The main cause of anguish and resentment among the Sikhs with the Indian government is that inspite of repeated assurances and undertaking that Sikhs would be given a separate state with its own administration, within India, no such area has been provided till date. The net result is that today, the Sikhs have no homeland to be proud of, no religious freedom to cherish and no political independence to celebrate. They have been reduced to a minority in their own state and their security forces watch them with suspicion of being secessionist or anti-national. It was in this background that the working committee of the Shiromani Akali Dal passed a resolution rejecting the draft of the Constitution:
"Sikhs resolve and proclaim their determination to resist, through all legitimate means, all such attempts to devalue and liquidate the Sikh people in a free India, and consequently, demand that the following steps should be taken forthwith by the rulers of India to assure and enable the Sikhs to live as respectable and equal citizens of the Union of India, namely first, the Sikh areas deliberately and intentionally cut off and not included in the new Punjab to be set up, namely, the areas of Gurdaspur District including Dalhousie, Ambala district including Chandigarh, Pinjore, Kalka and Ambala Sadar, the entire Una tehsil of Hoshiarpur district, the areas of Nalagarh called Desh, the tehsil of Sirsa, the sub-tehsils of Tohana and Guhla and Rattia Block of district Hissar, Shahbad block of district Karnal and the contiguous portion of the Ganganagar district of Rajasthan must now be immediately included in the new proposed Punjab so as to bring all contiguous Sikh areas into an administrative unit, to be the Sikh homeland, wherein the Sikh interests are of special importance, within the Union of India, and Second, such a new Punjab should be granted an autonomous constitutional status on the analogy of the status of Jammu & Kashmir as was envisaged in the Constitution Act of India in the year 1950."

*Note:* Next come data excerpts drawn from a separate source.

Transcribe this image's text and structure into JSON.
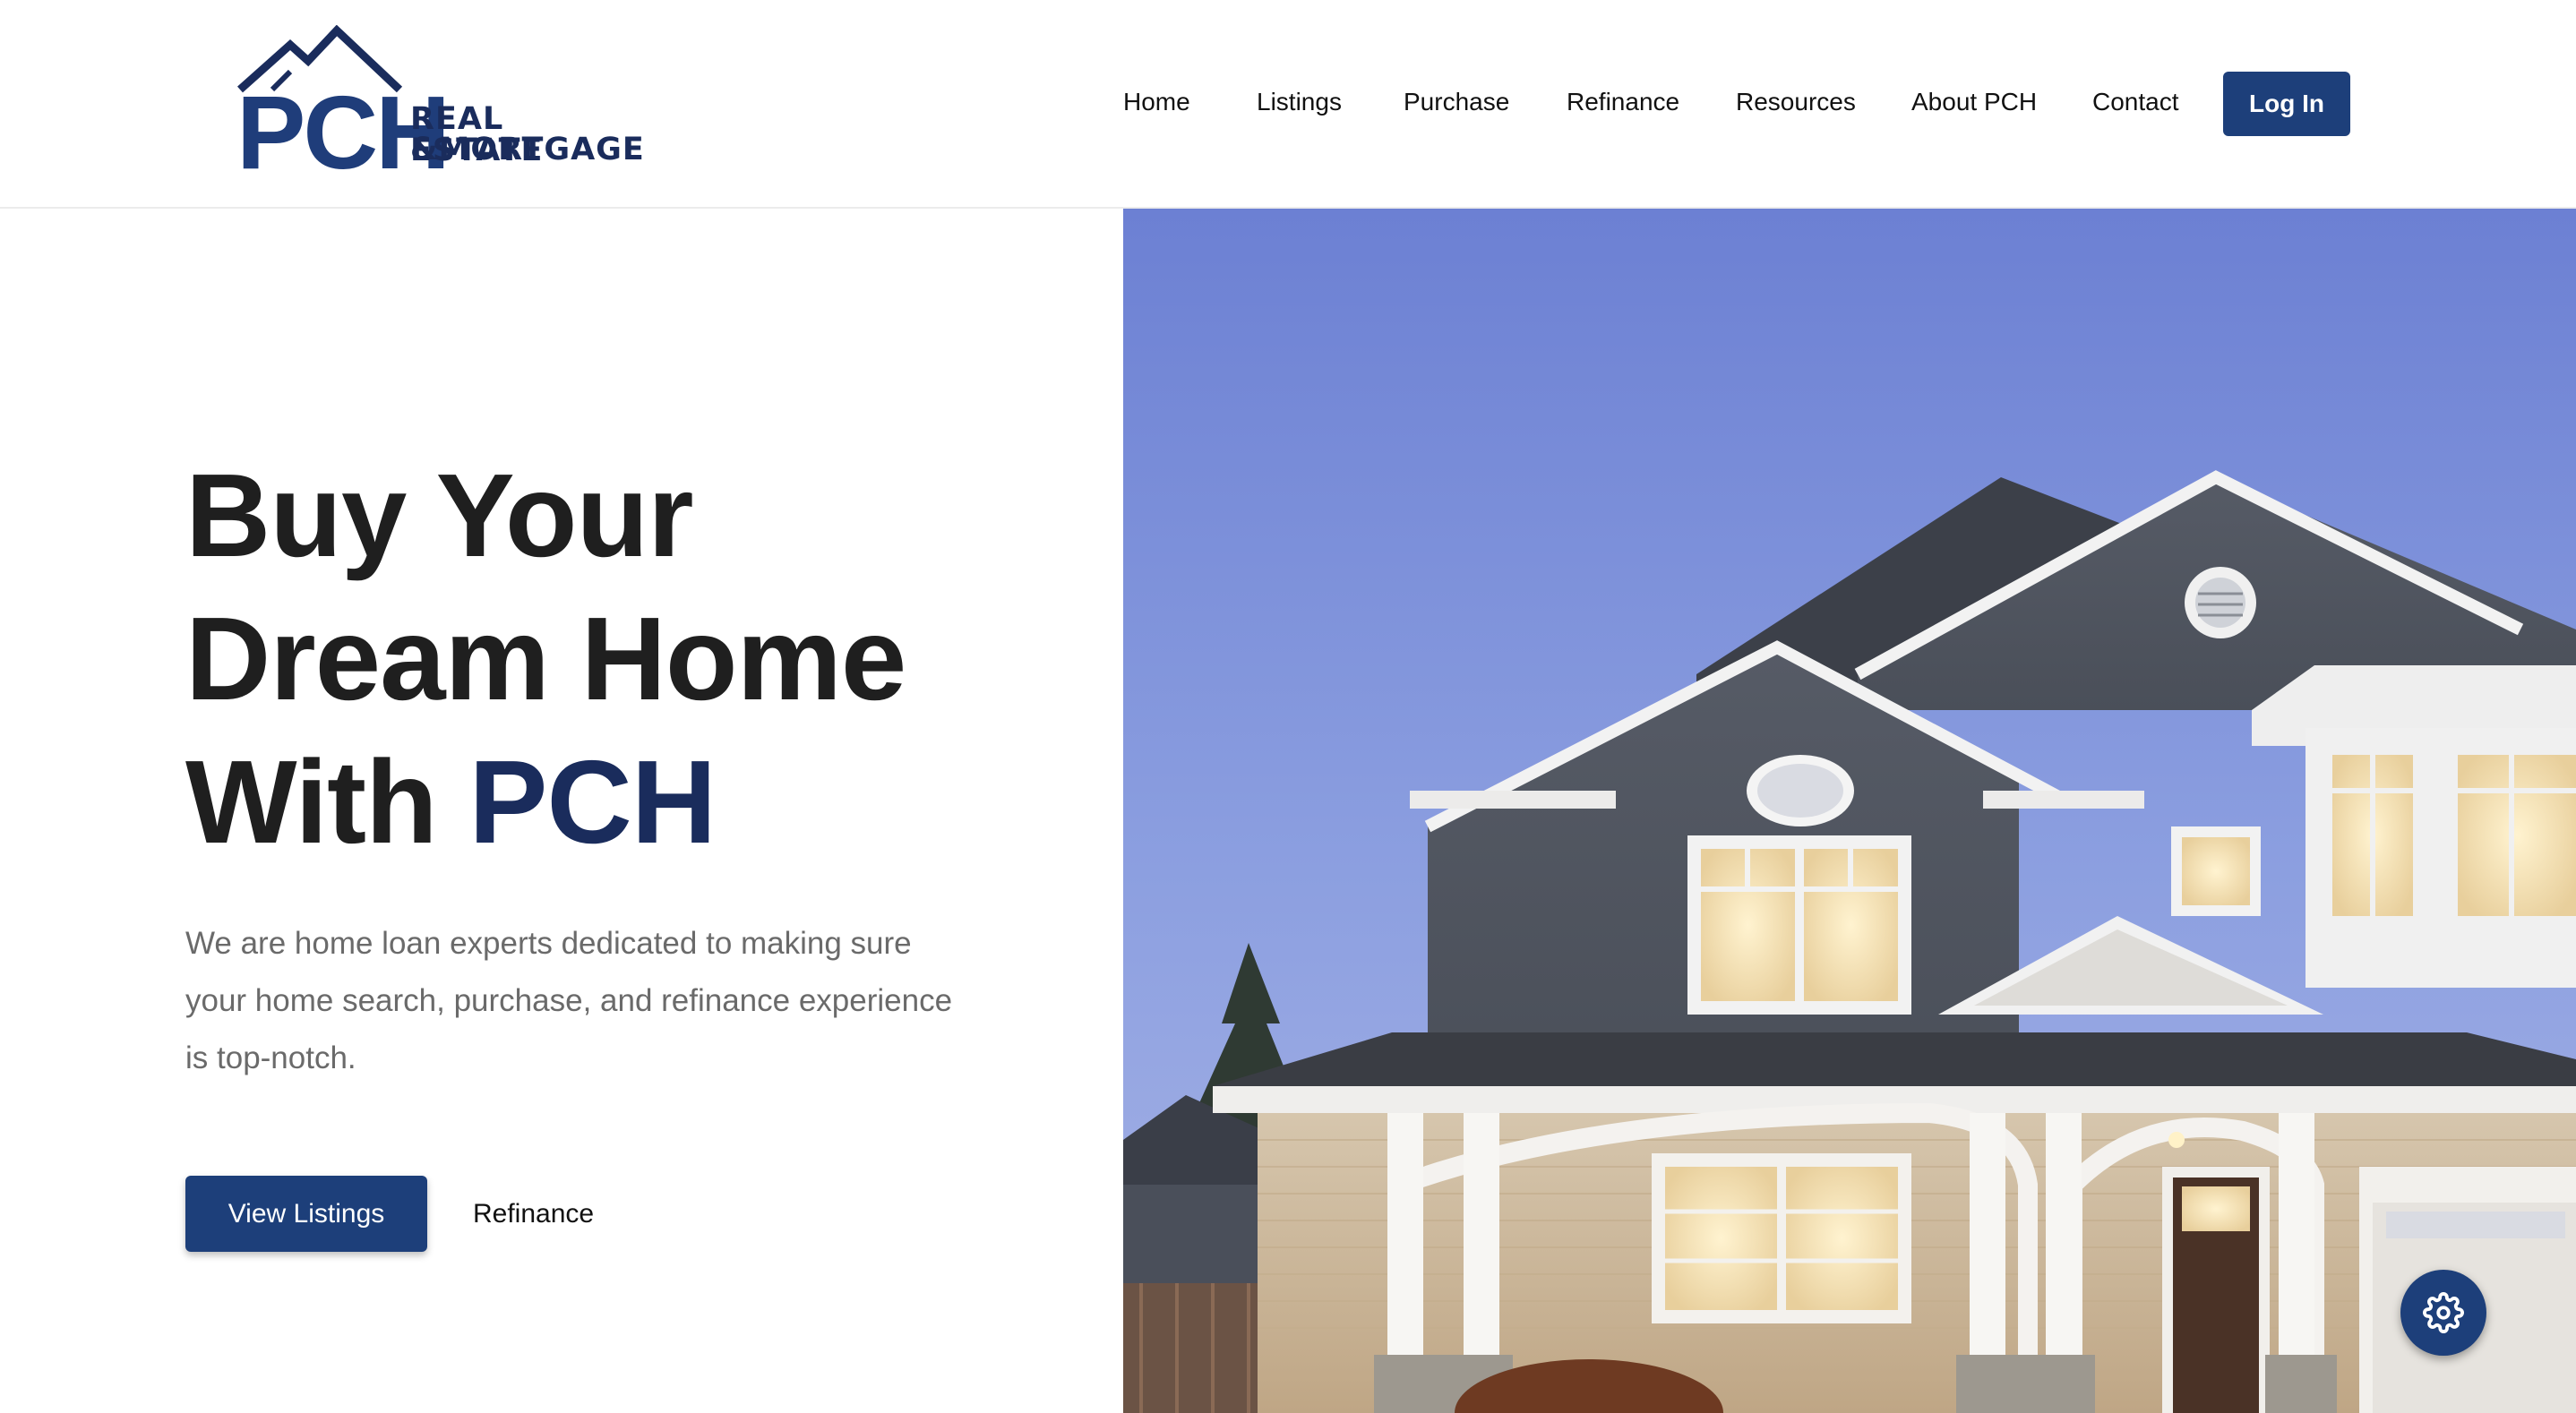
{
  "brand": {
    "logo_letters": "PCH",
    "logo_line1": "REAL ESTATE",
    "logo_line2": "&MORTGAGE",
    "primary_color": "#1d3f7a",
    "dark_navy": "#1a2c5c"
  },
  "nav": {
    "items": [
      {
        "label": "Home"
      },
      {
        "label": "Listings"
      },
      {
        "label": "Purchase"
      },
      {
        "label": "Refinance"
      },
      {
        "label": "Resources"
      },
      {
        "label": "About PCH"
      },
      {
        "label": "Contact"
      }
    ],
    "login_label": "Log In"
  },
  "hero": {
    "title_line1": "Buy Your",
    "title_line2": "Dream Home",
    "title_line3_prefix": "With",
    "title_accent": "PCH",
    "description": "We are home loan experts dedicated to making sure your home search, purchase, and refinance experience is top-notch.",
    "primary_button": "View Listings",
    "secondary_link": "Refinance"
  },
  "floating_button": {
    "icon": "gear-icon"
  }
}
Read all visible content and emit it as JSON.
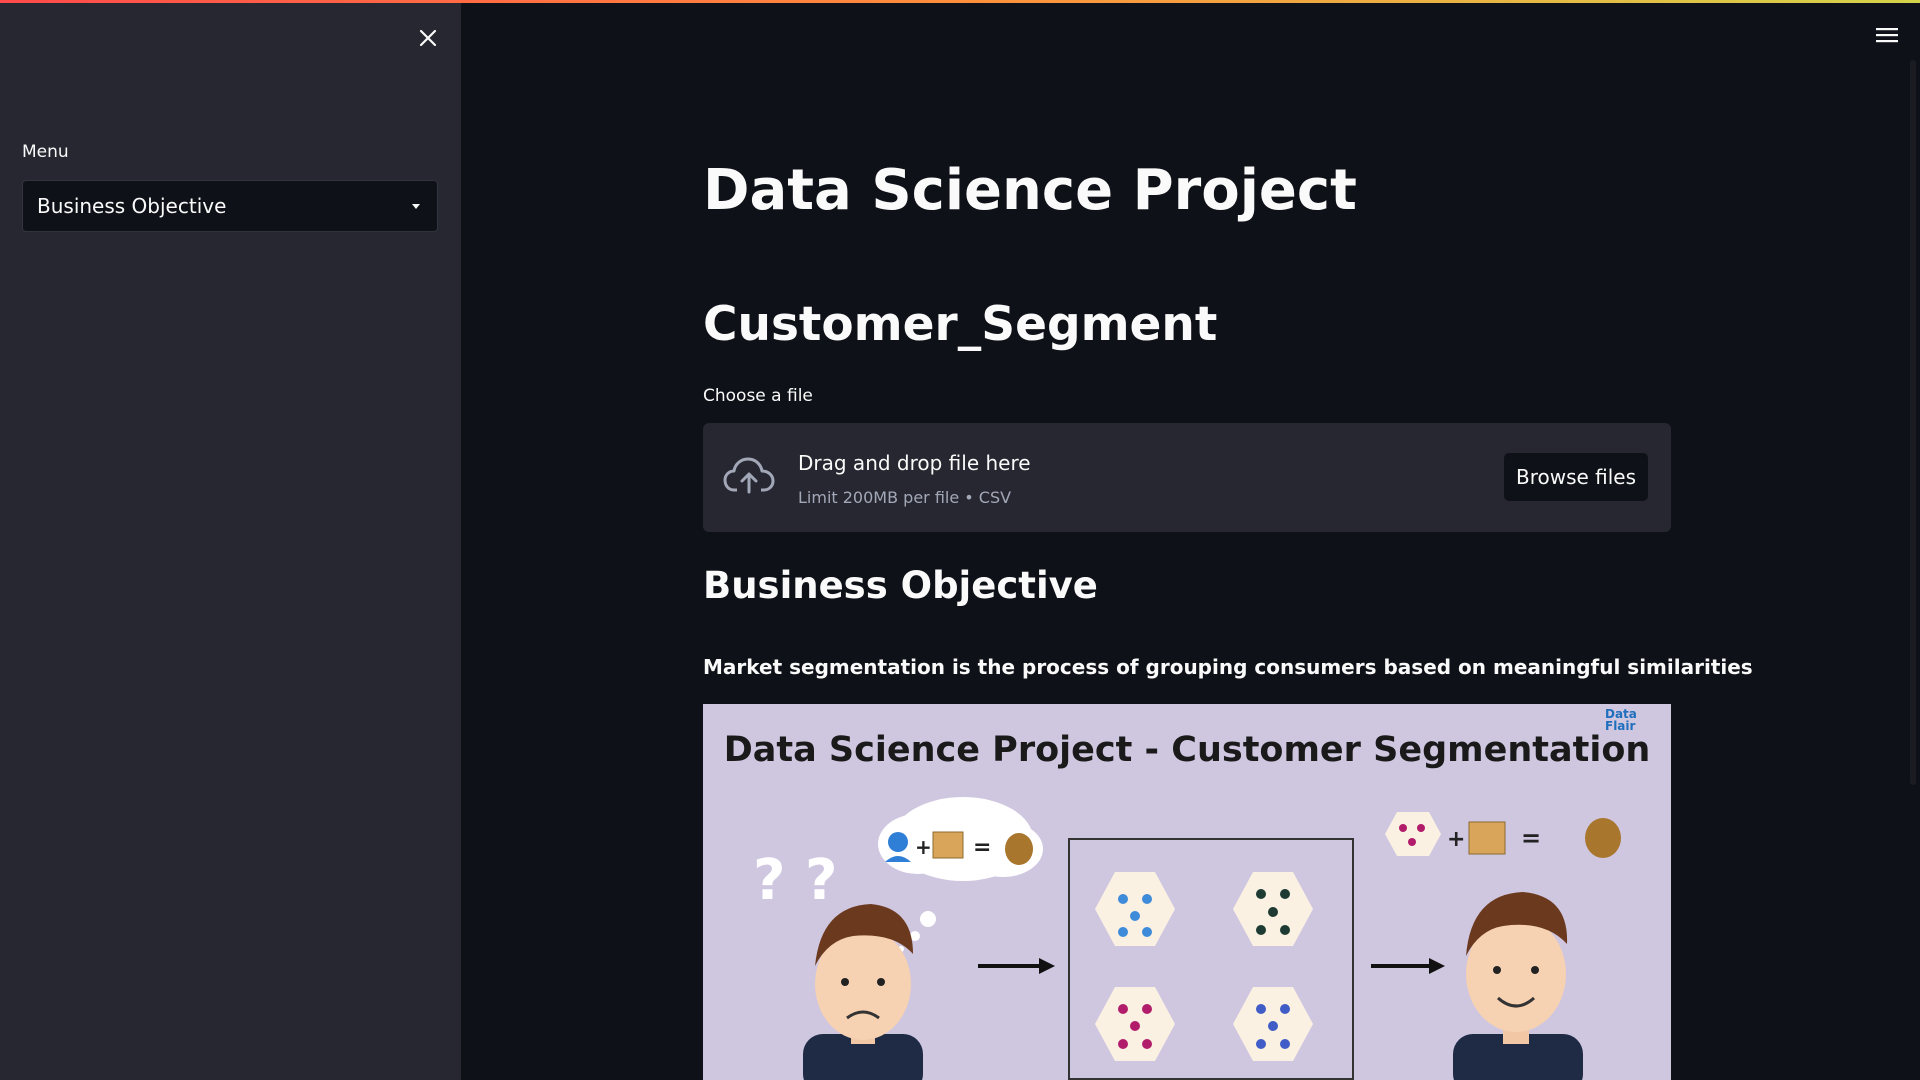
{
  "sidebar": {
    "menu_label": "Menu",
    "select_value": "Business Objective"
  },
  "main": {
    "title": "Data Science Project",
    "subtitle": "Customer_Segment",
    "uploader": {
      "label": "Choose a file",
      "drag_text": "Drag and drop file here",
      "limit_text": "Limit 200MB per file • CSV",
      "browse_label": "Browse files"
    },
    "section_heading": "Business Objective",
    "description": "Market segmentation is the process of grouping consumers based on meaningful similarities",
    "figure": {
      "title": "Data Science Project - Customer Segmentation",
      "logo_line1": "Data",
      "logo_line2": "Flair"
    }
  },
  "colors": {
    "background": "#0e1117",
    "sidebar": "#262730",
    "accent_gradient_start": "#ff4b4b",
    "accent_gradient_end": "#d4d44a",
    "figure_background": "#cfc6e0"
  },
  "icons": [
    "close-icon",
    "hamburger-icon",
    "upload-cloud-icon",
    "chevron-down-icon"
  ]
}
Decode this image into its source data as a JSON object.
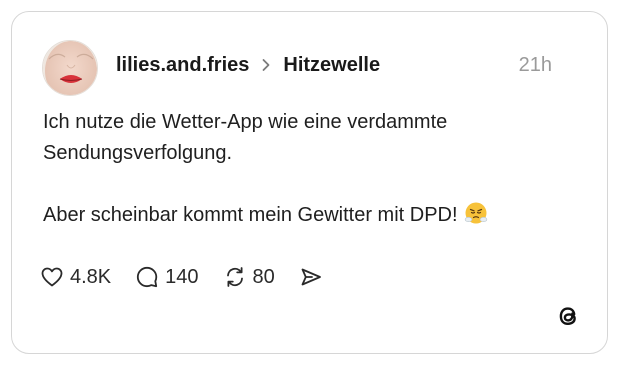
{
  "post": {
    "username": "lilies.and.fries",
    "topic": "Hitzewelle",
    "timestamp": "21h",
    "text_line_1": "Ich nutze die Wetter-App wie eine verdammte",
    "text_line_2": "Sendungsverfolgung.",
    "text_line_3": "Aber scheinbar kommt mein Gewitter mit DPD!",
    "emoji": "face-with-steam-from-nose"
  },
  "actions": {
    "likes": "4.8K",
    "replies": "140",
    "reposts": "80"
  },
  "icons": {
    "like": "heart-icon",
    "reply": "speech-bubble-icon",
    "repost": "repost-icon",
    "share": "send-icon",
    "brand": "threads-logo-icon"
  },
  "colors": {
    "text": "#1f1f1f",
    "muted": "#9a9a9a",
    "border": "#d6d6d6"
  }
}
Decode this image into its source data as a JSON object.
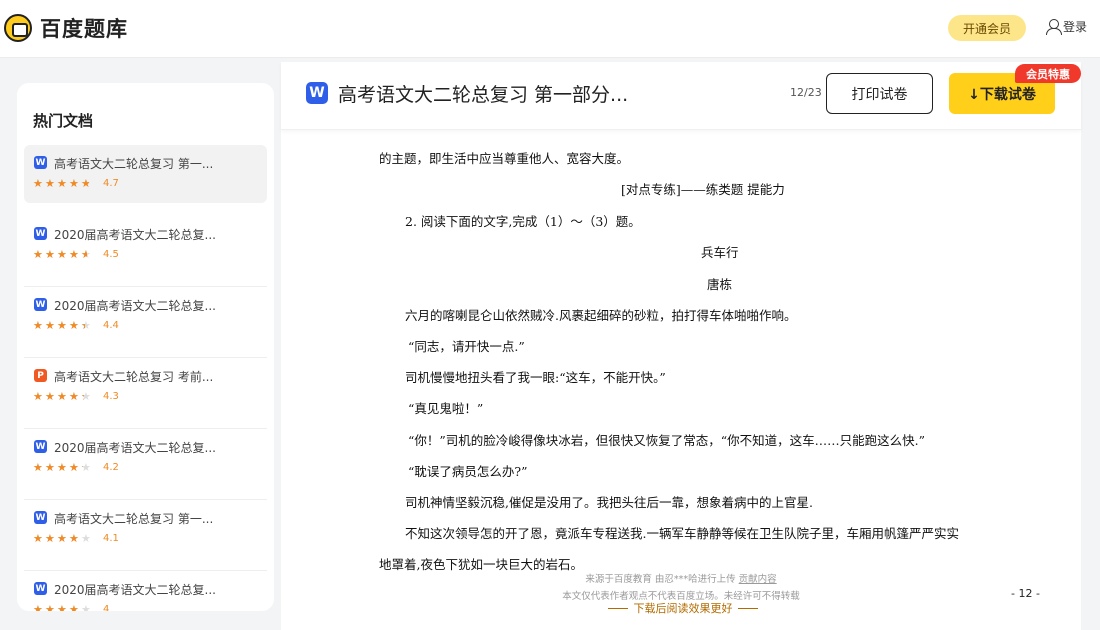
{
  "header": {
    "logo_text": "百度题库",
    "vip_label": "开通会员",
    "login_label": "登录"
  },
  "sidebar": {
    "title": "热门文档",
    "items": [
      {
        "type": "W",
        "name": "高考语文大二轮总复习 第一...",
        "rating": 4.7,
        "rating_text": "4.7"
      },
      {
        "type": "W",
        "name": "2020届高考语文大二轮总复...",
        "rating": 4.5,
        "rating_text": "4.5"
      },
      {
        "type": "W",
        "name": "2020届高考语文大二轮总复...",
        "rating": 4.4,
        "rating_text": "4.4"
      },
      {
        "type": "P",
        "name": "高考语文大二轮总复习 考前...",
        "rating": 4.3,
        "rating_text": "4.3"
      },
      {
        "type": "W",
        "name": "2020届高考语文大二轮总复...",
        "rating": 4.2,
        "rating_text": "4.2"
      },
      {
        "type": "W",
        "name": "高考语文大二轮总复习 第一...",
        "rating": 4.1,
        "rating_text": "4.1"
      },
      {
        "type": "W",
        "name": "2020届高考语文大二轮总复...",
        "rating": 4.0,
        "rating_text": "4"
      }
    ]
  },
  "document": {
    "icon": "W",
    "title": "高考语文大二轮总复习 第一部分...",
    "page_count": "12/23",
    "print_label": "打印试卷",
    "download_label": "↓下载试卷",
    "vip_badge": "会员特惠",
    "lines": [
      "的主题，即生活中应当尊重他人、宽容大度。",
      "[对点专练]——练类题  提能力",
      "2. 阅读下面的文字,完成（1）～（3）题。",
      "兵车行",
      "唐栋",
      "六月的喀喇昆仑山依然贼冷.风裹起细碎的砂粒，拍打得车体啪啪作响。",
      "“同志，请开快一点.”",
      "司机慢慢地扭头看了我一眼:“这车，不能开快。”",
      "“真见鬼啦！”",
      "“你！”司机的脸冷峻得像块冰岩，但很快又恢复了常态，“你不知道，这车……只能跑这么快.”",
      "“耽误了病员怎么办?”",
      "司机神情坚毅沉稳,催促是没用了。我把头往后一靠，想象着病中的上官星.",
      "不知这次领导怎的开了恩，竟派车专程送我.一辆军车静静等候在卫生队院子里，车厢用帆篷严严实实",
      "地罩着,夜色下犹如一块巨大的岩石。"
    ],
    "footer_source_prefix": "来源于百度教育 由",
    "footer_source_user": "忍***哈",
    "footer_source_mid": "进行上传",
    "footer_source_link": "贡献内容",
    "footer_disclaimer": "本文仅代表作者观点不代表百度立场。未经许可不得转载",
    "read_more": "下载后阅读效果更好",
    "page_number": "- 12 -"
  },
  "colors": {
    "accent_yellow": "#ffcf1a",
    "badge_red": "#f0392b",
    "star_orange": "#f08a24",
    "word_blue": "#2f5ee8",
    "ppt_orange": "#f05a22"
  }
}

In 1966, the Punjab State was divided into Haryana and Himachal Pradesh. Most of its resources and areas of high fertility were given away. The present Punjab is only a one third of what was actually called Punjab before Independence. Some parts of it like Lahore had gone into Pakistan and remaining into Haryana and Himachal Pradesh. Major part of its water resources is shared by Haryana and Rajasthan. The State which was known for its richness has today become so abysmally low that its farmers are forced to commit suicides for not able to live with dignity and self-respect, courtesy the betrayal of the Central Government which has always discriminated against the people of Punjab.